In its simplest form, detection of the loss of pharmaceuticals is a basic inventory control function. The three variables are replenishment, documented usage, replenishment. Regardless of the type of business there is a certain amount of anything that is in inventory: books, parts, computers, supplies, drugs. During some period of time some of that starting inventory, either in dollars or physical units, is used. That usage is generally tracked by tick marks on a note pad to a highly sophisticated mechanized program that has automatic order points. Regardless, depletion of inventory is fairly predictable over time and can therefore be forecast as well. Here is a common sense, simplistic example of monitoring inventory: You order what you use. There is no reason to order anything more than at the rate you use it and by using percentages of increase, the variances become highly recognizable. Use percentages because in drug inventories, units may not raise a flag.

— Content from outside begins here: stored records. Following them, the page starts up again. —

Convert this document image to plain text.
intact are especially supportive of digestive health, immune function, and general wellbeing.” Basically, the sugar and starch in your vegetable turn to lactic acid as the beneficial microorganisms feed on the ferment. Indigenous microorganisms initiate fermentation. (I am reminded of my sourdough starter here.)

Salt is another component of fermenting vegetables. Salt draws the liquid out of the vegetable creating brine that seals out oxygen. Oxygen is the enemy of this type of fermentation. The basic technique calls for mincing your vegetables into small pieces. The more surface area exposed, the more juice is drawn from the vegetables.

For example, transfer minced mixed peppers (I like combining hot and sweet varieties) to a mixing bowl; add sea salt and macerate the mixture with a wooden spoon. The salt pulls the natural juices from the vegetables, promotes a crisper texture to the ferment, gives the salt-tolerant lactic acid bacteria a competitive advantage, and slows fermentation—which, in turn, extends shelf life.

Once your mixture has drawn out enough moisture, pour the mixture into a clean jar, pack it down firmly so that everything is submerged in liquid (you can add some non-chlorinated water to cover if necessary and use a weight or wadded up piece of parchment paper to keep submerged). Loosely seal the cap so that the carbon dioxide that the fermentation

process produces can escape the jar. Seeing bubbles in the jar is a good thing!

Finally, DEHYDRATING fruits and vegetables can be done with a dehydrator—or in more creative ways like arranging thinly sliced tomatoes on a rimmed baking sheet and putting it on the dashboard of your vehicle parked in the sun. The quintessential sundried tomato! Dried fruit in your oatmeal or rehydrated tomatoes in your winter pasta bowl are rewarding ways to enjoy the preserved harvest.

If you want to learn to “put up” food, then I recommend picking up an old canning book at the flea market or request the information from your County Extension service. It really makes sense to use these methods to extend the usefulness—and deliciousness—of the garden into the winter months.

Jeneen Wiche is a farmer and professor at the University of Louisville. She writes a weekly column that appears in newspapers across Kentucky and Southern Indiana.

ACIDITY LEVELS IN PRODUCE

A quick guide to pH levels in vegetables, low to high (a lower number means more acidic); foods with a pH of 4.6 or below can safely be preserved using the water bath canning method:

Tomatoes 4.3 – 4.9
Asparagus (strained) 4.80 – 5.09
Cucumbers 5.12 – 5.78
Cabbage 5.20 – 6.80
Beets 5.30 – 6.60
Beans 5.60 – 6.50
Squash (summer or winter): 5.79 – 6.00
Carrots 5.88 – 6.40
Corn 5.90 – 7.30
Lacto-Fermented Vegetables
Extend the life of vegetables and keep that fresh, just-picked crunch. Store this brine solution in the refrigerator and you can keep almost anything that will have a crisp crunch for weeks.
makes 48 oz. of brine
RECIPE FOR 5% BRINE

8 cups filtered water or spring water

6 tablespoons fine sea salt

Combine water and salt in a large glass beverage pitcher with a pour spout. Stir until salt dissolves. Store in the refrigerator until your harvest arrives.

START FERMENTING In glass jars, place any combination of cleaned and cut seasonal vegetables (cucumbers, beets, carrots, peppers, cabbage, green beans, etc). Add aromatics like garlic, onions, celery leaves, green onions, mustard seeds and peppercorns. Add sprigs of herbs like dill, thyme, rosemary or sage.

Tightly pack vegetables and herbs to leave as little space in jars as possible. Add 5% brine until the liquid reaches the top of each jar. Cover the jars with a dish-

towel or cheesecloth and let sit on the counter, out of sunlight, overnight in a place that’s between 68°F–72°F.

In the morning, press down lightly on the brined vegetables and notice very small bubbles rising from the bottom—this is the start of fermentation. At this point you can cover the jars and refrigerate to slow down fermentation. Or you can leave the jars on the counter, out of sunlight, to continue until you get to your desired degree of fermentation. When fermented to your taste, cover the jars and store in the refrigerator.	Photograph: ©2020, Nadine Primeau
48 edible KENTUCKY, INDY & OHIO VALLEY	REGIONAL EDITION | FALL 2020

Let’s use Drug X (not its generic equivalents) as an example. Over the past several months seven bottles of X are ordered each month and random audits show five bottles dispensed each month during the same time frame. Further examination reveals approximately 2 bottles on the shelf. History tells you that 5 dispensed bottles is very predictable. Ordering begins to gradually increase from 7 to 9 to 12 bottles per month. An increase of 5 bottles per month would be lost within a large inventory system. An increase in ordering of Drug X of 60% would raise a flag. If dispensing/sales/transfers, etc increased 60%, it would explain the increase in orders. However, with maintaining a recorded distribution of only the same 5 units would mean, in theory that the remaining units should be accounted for. Generally there is no explanation and the investigation begins.
Replenishment and dispensing/sales are on parallel lines that obviously move together. Movement of replenishment without movement of dispensed should initiate review. This evaluation can also be done in reverse where a previous discrepancy suddenly stopped. Who or what caused the activity to stop? Theft activity of individual units, such as pills, will have the same effect but over a longer period of time because the stolen drugs still have to be replaced in some way.
Prevention and Awareness
Theft of most anything revolves around the same general factors: Need, Opportunity, Justification. Drugs add a fourth dynamic, addiction. Prevention then becomes more difficult because the illness of addiction allows a person to take risks that others would not take. In that case, prevention and detection must work hand in hand. Physical security measures will only deter the opportunist, not the person with the keys! Prevention programs should be driven to the 80-90% of personnel who would never participate in drug theft. Successful prevention and awareness programs are not an “event” to be held annually only to die two months later. Prevention is also a byproduct of detection. High probability of detection is a good deterrent. The fact that audit and review programs exist should be a part of any theft prevention program. This requires an intensive review of all operational procedures and practices to ensure that all appropriate measures are in place and that compliance is consistent. To reiterate however, prevention and awareness campaigns will do little to curb theft by those impaired or those who are making significant income from sales. Detection then becomes primary.
A primary facet to any prevention program begins with the hiring process. Full criminal background checks should be mandatory for any level of employee who has access to drugs. Preemployment and random drug testing is still highly controversial in many circles of health care. This should be considered with a high degree of care but has long term benefits that should not be overlooked.